[Flot géodésique des géométries de Hilbert non strictement convexes]
Dans cet article, nous décrivons le comportement topologique du flot géodésique pour une classe de 3-variétés fermées réalisées sous forme de quotients de géométries de Hilbert non strictement convexes. La structure de ces 3-variétés est explicitement décrite par Benoist ; elles sont de Finsler avec des parties plates plongées de façon isométrique, mais hyperboliques loin des parties plates. Nous prouvons que le flot géodésique du quotient est topologiquement mélangeant et satisfait un lemme fermant d’Anosov non uniforme, avec applications au comptage d’entropie et d’orbites.

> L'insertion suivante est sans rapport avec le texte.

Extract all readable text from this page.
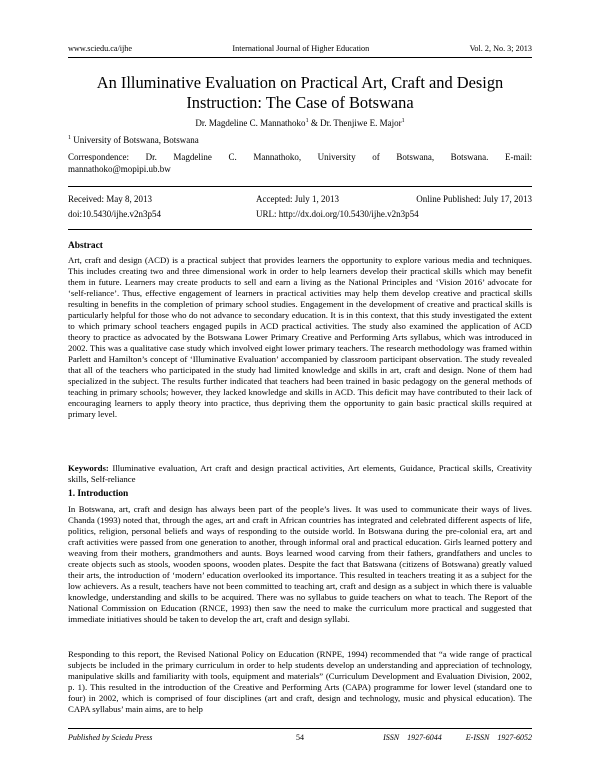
www.sciedu.ca/ijhe	International Journal of Higher Education	Vol. 2, No. 3; 2013
An Illuminative Evaluation on Practical Art, Craft and Design
Instruction: The Case of Botswana
Dr. Magdeline C. Mannathoko$^1$ & Dr. Thenjiwe E. Major$^1$
$^1$ University of Botswana, Botswana
Correspondence: Dr. Magdeline C. Mannathoko, University of Botswana, Botswana. E-mail:
mannathoko@mopipi.ub.bw
Received: May 8, 2013	Accepted: July 1, 2013	Online Published: July 17, 2013
doi:10.5430/ijhe.v2n3p54	URL: http://dx.doi.org/10.5430/ijhe.v2n3p54
Abstract
Art, craft and design (ACD) is a practical subject that provides learners the opportunity to explore various media and techniques. This includes creating two and three dimensional work in order to help learners develop their practical skills which may benefit them in future. Learners may create products to sell and earn a living as the National Principles and ‘Vision 2016’ advocate for ‘self-reliance’. Thus, effective engagement of learners in practical activities may help them develop creative and practical skills resulting in benefits in the completion of primary school studies. Engagement in the development of creative and practical skills is particularly helpful for those who do not advance to secondary education. It is in this context, that this study investigated the extent to which primary school teachers engaged pupils in ACD practical activities. The study also examined the application of ACD theory to practice as advocated by the Botswana Lower Primary Creative and Performing Arts syllabus, which was introduced in 2002. This was a qualitative case study which involved eight lower primary teachers. The research methodology was framed within Parlett and Hamilton’s concept of ‘Illuminative Evaluation’ accompanied by classroom participant observation. The study revealed that all of the teachers who participated in the study had limited knowledge and skills in art, craft and design. None of them had specialized in the subject. The results further indicated that teachers had been trained in basic pedagogy on the general methods of teaching in primary schools; however, they lacked knowledge and skills in ACD. This deficit may have contributed to their lack of encouraging learners to apply theory into practice, thus depriving them the opportunity to gain basic practical skills required at primary level.
Keywords: Illuminative evaluation, Art craft and design practical activities, Art elements, Guidance, Practical skills, Creativity skills, Self-reliance
1. Introduction

In Botswana, art, craft and design has always been part of the people’s lives. It was used to communicate their ways of lives. Chanda (1993) noted that, through the ages, art and craft in African countries has integrated and celebrated different aspects of life, politics, religion, personal beliefs and ways of responding to the outside world. In Botswana during the pre-colonial era, art and craft activities were passed from one generation to another, through informal oral and practical education. Girls learned pottery and weaving from their mothers, grandmothers and aunts. Boys learned wood carving from their fathers, grandfathers and uncles to create objects such as stools, wooden spoons, wooden plates. Despite the fact that Batswana (citizens of Botswana) greatly valued their arts, the introduction of ‘modern’ education overlooked its importance. This resulted in teachers treating it as a subject for the low achievers. As a result, teachers have not been committed to teaching art, craft and design as a subject in which there is valuable knowledge, understanding and skills to be acquired. There was no syllabus to guide teachers on what to teach. The Report of the National Commission on Education (RNCE, 1993) then saw the need to make the curriculum more practical and suggested that immediate initiatives should be taken to develop the art, craft and design syllabi.

Responding to this report, the Revised National Policy on Education (RNPE, 1994) recommended that “a wide range of practical subjects be included in the primary curriculum in order to help students develop an understanding and appreciation of technology, manipulative skills and familiarity with tools, equipment and materials” (Curriculum Development and Evaluation Division, 2002, p. 1). This resulted in the introduction of the Creative and Performing Arts (CAPA) programme for lower level (standard one to four) in 2002, which is comprised of four disciplines (art and craft, design and technology, music and physical education). The CAPA syllabus’ main aims, are to help

Published by Sciedu Press	54	ISSN 1927-6044	E-ISSN 1927-6052
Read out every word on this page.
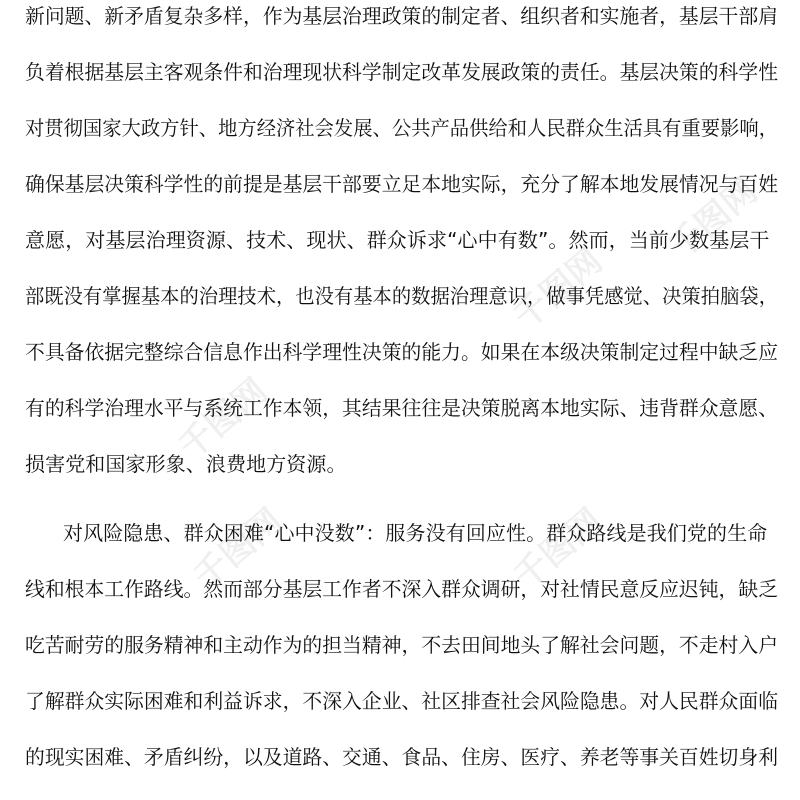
千图网
千图网
千图网
千图网	千图网
新问题、新矛盾复杂多样，作为基层治理政策的制定者、组织者和实施者，基层干部肩
负着根据基层主客观条件和治理现状科学制定改革发展政策的责任。基层决策的科学性
对贯彻国家大政方针、地方经济社会发展、公共产品供给和人民群众生活具有重要影响，
确保基层决策科学性的前提是基层干部要立足本地实际，充分了解本地发展情况与百姓
意愿，对基层治理资源、技术、现状、群众诉求“心中有数”。然而，当前少数基层干
部既没有掌握基本的治理技术，也没有基本的数据治理意识，做事凭感觉、决策拍脑袋，
不具备依据完整综合信息作出科学理性决策的能力。如果在本级决策制定过程中缺乏应
有的科学治理水平与系统工作本领，其结果往往是决策脱离本地实际、违背群众意愿、
损害党和国家形象、浪费地方资源。
对风险隐患、群众困难“心中没数”：服务没有回应性。群众路线是我们党的生命
线和根本工作路线。然而部分基层工作者不深入群众调研，对社情民意反应迟钝，缺乏
吃苦耐劳的服务精神和主动作为的担当精神，不去田间地头了解社会问题，不走村入户
了解群众实际困难和利益诉求，不深入企业、社区排查社会风险隐患。对人民群众面临
的现实困难、矛盾纠纷，以及道路、交通、食品、住房、医疗、养老等事关百姓切身利
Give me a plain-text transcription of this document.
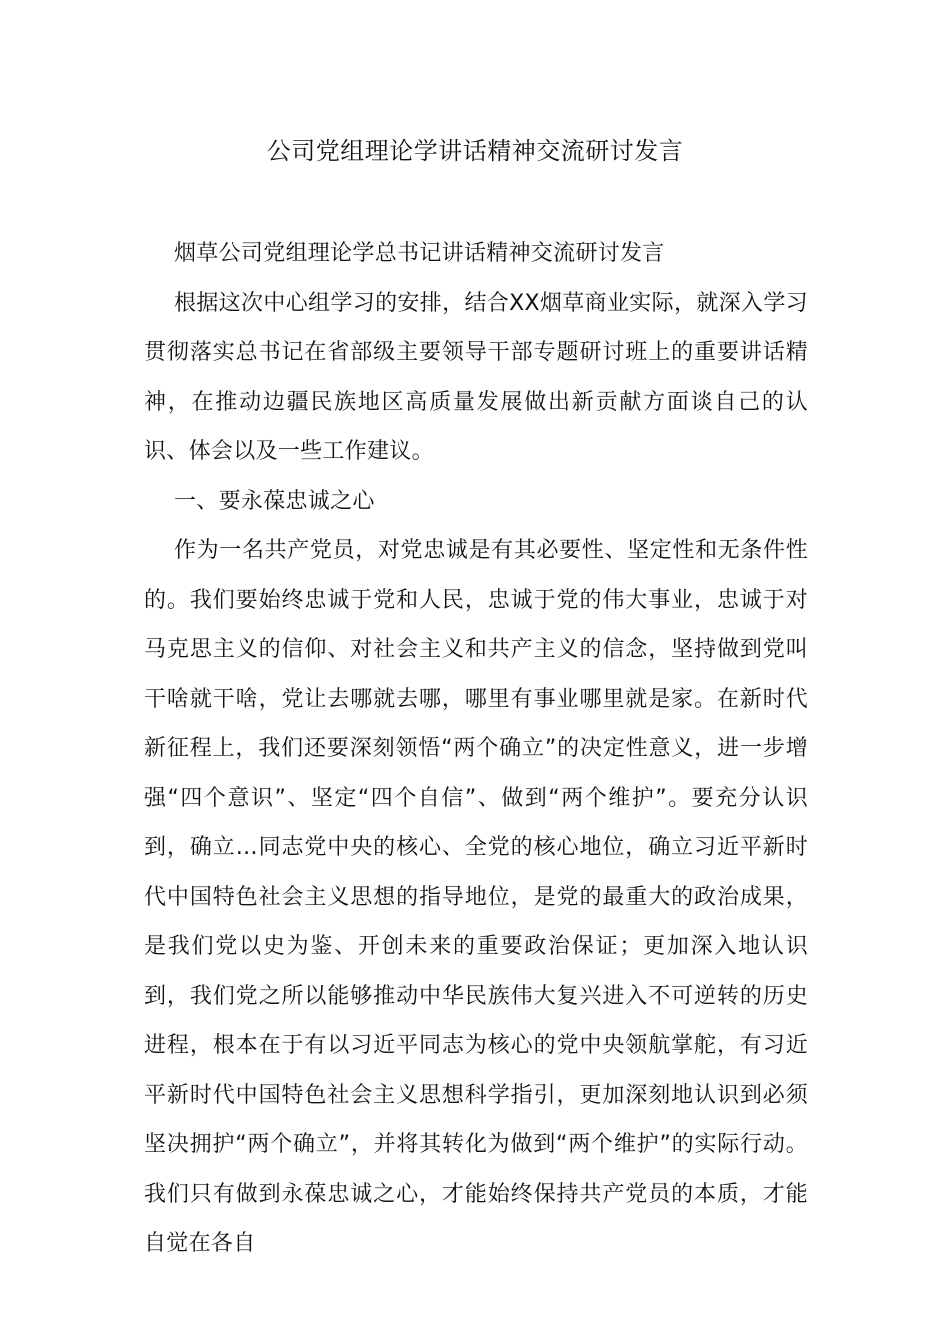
公司党组理论学讲话精神交流研讨发言

烟草公司党组理论学总书记讲话精神交流研讨发言

根据这次中心组学习的安排，结合XX烟草商业实际，就深入学习贯彻落实总书记在省部级主要领导干部专题研讨班上的重要讲话精神，在推动边疆民族地区高质量发展做出新贡献方面谈自己的认识、体会以及一些工作建议。

一、要永葆忠诚之心

作为一名共产党员，对党忠诚是有其必要性、坚定性和无条件性的。我们要始终忠诚于党和人民，忠诚于党的伟大事业，忠诚于对马克思主义的信仰、对社会主义和共产主义的信念，坚持做到党叫干啥就干啥，党让去哪就去哪，哪里有事业哪里就是家。在新时代新征程上，我们还要深刻领悟“两个确立”的决定性意义，进一步增强“四个意识”、坚定“四个自信”、做到“两个维护”。要充分认识到，确立…同志党中央的核心、全党的核心地位，确立习近平新时代中国特色社会主义思想的指导地位，是党的最重大的政治成果，是我们党以史为鉴、开创未来的重要政治保证；更加深入地认识到，我们党之所以能够推动中华民族伟大复兴进入不可逆转的历史进程，根本在于有以习近平同志为核心的党中央领航掌舵，有习近平新时代中国特色社会主义思想科学指引，更加深刻地认识到必须坚决拥护“两个确立”，并将其转化为做到“两个维护”的实际行动。我们只有做到永葆忠诚之心，才能始终保持共产党员的本质，才能自觉在各自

Nous prouvons également l’expansivité de l’entropie pour le flot géodésique de tout quotient compact d’une géométrie de Hilbert, ce qui implique l’existence d’une mesure d’entropie maximale.
In this paper we describe the topological behavior of the geodesic flow for a class of closed 3-manifolds realized as quotients of nonstrictly convex Hilbert geometries. The structure of these 3-manifolds is described explicitly by Benoist; they are Finsler with isometrically embedded flats, but hyperbolic away from flats. We prove the geodesic flow of the quotient is topologically mixing and satisfies a nonuniform Anosov Closing Lemma, with applications to entropy and orbit counting. We also prove entropy-expansivity for the geodesic flow of any compact quotient of a Hilbert geometry, which implies existence of a measure of maximal entropy.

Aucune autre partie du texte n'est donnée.